French Human Rights Prize Awarded for Commemoration of Le Chevalier de Saint-Georges and Abolition of Slavery, May 10-11, 2007

[TOP: Reenactment of the fencing bout which took place at Carlton House, London, on April 9, 1787 between La Chevalière d’Eon (Brigitte Tillier) on the left and Le Chevalier de Saint-Georges (Joseph Blanc) on the right. BOTTOM: Cast of Le Chevalier de Saint-Georges – La Table de Marbre]

AfriClassical recently learned from Daniel Marciano and Jean-Claude Halley that Madame Catherine Pizon, Principal of the Collège Victor Hugo (Victor Hugo Junior High School), had traveled to Paris with four students on Dec. 19, 2007 to receive the National René Cassin Human Rights Prize of 2007 from Monsieur Xavier Dancos, National Education Minister of France.
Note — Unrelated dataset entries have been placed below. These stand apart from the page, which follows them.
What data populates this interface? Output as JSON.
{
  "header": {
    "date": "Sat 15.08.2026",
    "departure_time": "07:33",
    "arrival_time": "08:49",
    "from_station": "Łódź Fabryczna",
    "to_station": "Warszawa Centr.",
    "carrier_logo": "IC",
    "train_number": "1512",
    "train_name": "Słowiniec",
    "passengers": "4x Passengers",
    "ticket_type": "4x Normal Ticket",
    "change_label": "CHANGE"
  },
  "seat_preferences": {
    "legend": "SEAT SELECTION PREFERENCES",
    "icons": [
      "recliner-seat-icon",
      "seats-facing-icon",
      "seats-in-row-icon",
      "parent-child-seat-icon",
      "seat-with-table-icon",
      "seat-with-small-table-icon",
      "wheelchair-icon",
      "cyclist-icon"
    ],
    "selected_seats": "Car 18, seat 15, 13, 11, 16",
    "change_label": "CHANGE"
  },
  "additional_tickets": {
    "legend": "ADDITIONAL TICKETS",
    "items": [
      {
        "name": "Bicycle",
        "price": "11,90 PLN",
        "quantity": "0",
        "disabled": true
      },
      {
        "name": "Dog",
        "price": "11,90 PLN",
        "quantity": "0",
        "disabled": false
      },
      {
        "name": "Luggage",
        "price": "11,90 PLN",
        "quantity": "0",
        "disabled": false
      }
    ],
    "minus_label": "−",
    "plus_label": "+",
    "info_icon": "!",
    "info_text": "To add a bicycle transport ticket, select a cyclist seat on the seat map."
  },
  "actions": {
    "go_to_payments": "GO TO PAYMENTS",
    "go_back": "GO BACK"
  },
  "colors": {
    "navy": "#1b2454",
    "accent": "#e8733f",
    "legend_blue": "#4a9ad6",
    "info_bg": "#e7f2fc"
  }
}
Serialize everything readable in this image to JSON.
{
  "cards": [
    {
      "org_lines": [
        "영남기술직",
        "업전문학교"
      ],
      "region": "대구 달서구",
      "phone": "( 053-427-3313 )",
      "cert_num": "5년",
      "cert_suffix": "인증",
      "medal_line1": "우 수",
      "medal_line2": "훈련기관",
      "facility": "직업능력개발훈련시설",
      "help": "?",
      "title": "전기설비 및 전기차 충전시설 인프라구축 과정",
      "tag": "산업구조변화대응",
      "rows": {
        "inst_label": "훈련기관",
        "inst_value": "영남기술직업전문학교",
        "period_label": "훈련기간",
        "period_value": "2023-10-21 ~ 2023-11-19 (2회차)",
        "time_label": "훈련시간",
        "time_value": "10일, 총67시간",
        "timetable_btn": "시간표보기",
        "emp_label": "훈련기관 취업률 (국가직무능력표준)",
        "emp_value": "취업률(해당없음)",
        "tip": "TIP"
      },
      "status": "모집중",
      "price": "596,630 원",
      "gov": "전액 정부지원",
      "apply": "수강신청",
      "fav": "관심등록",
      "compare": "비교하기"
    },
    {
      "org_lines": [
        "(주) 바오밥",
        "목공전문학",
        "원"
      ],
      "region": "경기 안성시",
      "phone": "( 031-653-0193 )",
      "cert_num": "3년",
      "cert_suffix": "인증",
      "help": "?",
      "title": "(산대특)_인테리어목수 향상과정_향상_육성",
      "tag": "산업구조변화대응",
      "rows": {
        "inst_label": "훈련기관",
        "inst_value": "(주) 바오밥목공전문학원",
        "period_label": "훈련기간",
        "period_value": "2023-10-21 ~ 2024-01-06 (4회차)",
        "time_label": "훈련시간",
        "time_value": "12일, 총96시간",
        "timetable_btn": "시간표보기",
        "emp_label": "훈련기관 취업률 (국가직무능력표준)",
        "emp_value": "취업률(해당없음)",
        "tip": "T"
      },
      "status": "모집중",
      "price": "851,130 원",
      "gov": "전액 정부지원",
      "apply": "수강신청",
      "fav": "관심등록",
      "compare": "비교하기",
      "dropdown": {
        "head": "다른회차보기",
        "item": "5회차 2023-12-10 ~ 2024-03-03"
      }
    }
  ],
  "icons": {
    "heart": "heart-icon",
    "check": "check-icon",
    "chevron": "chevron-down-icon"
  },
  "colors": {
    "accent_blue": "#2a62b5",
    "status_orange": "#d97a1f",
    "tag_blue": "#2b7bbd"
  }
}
It was awarded for Le Chevalier de Saint-Georges – La Table de Marbre, a 2-day commemoration of the life and music of Le Chevalier de Saint-Georges, and the Abolition of Slavery, on May 10 and 11, 2007.

On August 2, 2007 AfriClassical published an E-mail from Madame Catherine Pizon in which she explained, in part:

As the Principal of a junior high school near Vichy, France, I staged a theatre show on the life and music of Saint-Georges this year with the collaboration of several primary and secondary schools, music schools and a fencing school. This show was exclusively interpreted by 14 year old students. The program included a theatre performance, music, singing, dancing and fencing.”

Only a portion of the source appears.